Segundo os Evangelhos, Jesus entrou em Jerusalém montado em um jumentinho, enquanto o povo espalhava ramos de palmeiras pelo caminho e aclamava: “Hosana ao Filho de Davi”,reconhecendo nEle o Messias.
Esse gesto cumpria uma profecia do Livro de Zacarias, que anunciava a chegada de um rei humilde e pacífico. O profeta destaca um rei que, contrariando as expectativas de um libertador militar, traz a verdadeira restauração através da humildade e da paz.
Zacarias 9.9
” Alegra-te muito, ó filha de Sião; exulta, ó filha de Jerusalém; eis que o teu rei virá a ti, justo e Salvador, pobre, e montado sobre um jumento, e sobre um jumentinho, filho de jumenta.”
O Domingo de Ramos que começa com aclamação e alegria aponta para os acontecimentos da paixão, sofrimento e morte de Jesus.
A paixão e morte de Jesus Cristo trazem uma das reflexões mais profundas do Cristianismo, tocando temas universais como amor, sofrimento, perdão e esperança.

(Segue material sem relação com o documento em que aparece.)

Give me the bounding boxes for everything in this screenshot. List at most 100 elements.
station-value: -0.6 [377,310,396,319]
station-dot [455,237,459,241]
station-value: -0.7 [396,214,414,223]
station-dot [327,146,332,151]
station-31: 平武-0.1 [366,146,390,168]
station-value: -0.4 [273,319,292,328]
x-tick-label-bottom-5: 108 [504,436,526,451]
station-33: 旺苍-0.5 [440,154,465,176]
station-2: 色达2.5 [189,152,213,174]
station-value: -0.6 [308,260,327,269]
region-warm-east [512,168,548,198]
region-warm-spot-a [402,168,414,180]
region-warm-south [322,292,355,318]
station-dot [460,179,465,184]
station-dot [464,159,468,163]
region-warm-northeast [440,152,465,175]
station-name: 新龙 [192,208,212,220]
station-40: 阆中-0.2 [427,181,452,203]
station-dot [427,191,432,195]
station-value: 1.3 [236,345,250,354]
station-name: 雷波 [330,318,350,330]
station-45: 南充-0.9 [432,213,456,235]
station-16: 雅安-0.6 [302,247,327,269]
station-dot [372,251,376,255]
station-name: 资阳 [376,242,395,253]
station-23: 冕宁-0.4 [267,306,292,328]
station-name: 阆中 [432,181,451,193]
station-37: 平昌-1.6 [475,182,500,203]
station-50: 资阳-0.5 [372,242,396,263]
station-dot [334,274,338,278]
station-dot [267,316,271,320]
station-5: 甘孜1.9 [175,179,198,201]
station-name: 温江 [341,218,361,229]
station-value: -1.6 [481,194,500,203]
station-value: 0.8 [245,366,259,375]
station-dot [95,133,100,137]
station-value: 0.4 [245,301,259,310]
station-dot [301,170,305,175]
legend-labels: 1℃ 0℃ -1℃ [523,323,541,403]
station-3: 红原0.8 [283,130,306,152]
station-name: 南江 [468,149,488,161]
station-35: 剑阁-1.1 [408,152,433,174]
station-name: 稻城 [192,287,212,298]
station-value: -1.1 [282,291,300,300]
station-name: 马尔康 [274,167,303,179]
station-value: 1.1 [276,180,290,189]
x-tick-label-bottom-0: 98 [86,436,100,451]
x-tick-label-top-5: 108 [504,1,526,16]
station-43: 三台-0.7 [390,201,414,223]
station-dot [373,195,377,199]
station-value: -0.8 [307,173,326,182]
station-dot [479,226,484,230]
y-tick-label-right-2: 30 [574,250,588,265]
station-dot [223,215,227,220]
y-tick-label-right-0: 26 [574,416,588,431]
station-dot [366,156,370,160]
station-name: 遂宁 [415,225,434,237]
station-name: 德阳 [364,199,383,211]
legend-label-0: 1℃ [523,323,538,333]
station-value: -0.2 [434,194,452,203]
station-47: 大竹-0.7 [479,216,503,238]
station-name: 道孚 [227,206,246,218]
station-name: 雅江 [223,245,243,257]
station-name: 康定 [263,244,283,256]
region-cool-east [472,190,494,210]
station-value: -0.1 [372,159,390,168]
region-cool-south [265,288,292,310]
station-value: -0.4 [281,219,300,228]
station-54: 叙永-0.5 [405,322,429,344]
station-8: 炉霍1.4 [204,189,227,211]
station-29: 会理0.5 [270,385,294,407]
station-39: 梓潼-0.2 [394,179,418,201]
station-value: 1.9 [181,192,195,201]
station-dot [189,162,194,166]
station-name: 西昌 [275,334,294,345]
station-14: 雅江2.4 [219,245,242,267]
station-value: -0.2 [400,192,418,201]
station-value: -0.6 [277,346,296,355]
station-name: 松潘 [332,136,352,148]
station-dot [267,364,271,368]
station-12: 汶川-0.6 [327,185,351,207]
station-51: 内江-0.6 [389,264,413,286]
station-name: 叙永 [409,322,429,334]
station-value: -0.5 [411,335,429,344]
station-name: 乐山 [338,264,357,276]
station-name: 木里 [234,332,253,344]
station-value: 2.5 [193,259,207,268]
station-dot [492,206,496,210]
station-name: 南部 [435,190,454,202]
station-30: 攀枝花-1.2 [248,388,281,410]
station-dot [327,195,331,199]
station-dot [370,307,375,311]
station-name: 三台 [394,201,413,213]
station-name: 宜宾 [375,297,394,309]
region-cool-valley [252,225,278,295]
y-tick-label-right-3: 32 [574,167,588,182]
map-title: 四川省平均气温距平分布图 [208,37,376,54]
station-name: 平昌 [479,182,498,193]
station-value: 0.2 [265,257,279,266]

Primeiro, ela nos convida a refletir sobre o amor sacrificial. A entrega de Jesus que mesmo diante da dor e da injustiça, é vista como um gesto extremo de amor pela humanidade. Isso provoca a pergunta: até que ponto somos capazes de amar e nos doar pelos outros?
Também há uma forte reflexão sobre o sofrimento humano. A paixão mostra que o sofrimento faz parte da condição humana, mas pode ganhar sentido quando vivido com propósito, fé ou entrega. Não é a dor em si que transforma, mas a forma como lidamos com ela.
Outro ponto central é o perdão. Mesmo na cruz, Jesus expressa perdão àqueles que o condenaram. Isso desafia profundamente nossa tendência natural de guardar mágoas e nos chama a praticar a misericórdia, mesmo em situações difíceis.
Além disso, a morte de Cristo abre caminho para a esperança e renovação, especialmente quando vista junto à ressurreição. Ela simboliza que o sofrimento e a morte não têm a última palavra — há sempre possibilidade de recomeço, transformação e vida nova.
Por fim, nos convida a um exame pessoal: como estamos vivendo? Nossas atitudes refletem amor, justiça e compaixão?
Em resumo, a paixão e morte de Cristo não são apenas um evento histórico ou religioso, mas um convite contínuo à transformação interior e a uma vida mais consciente e cheia de sentido.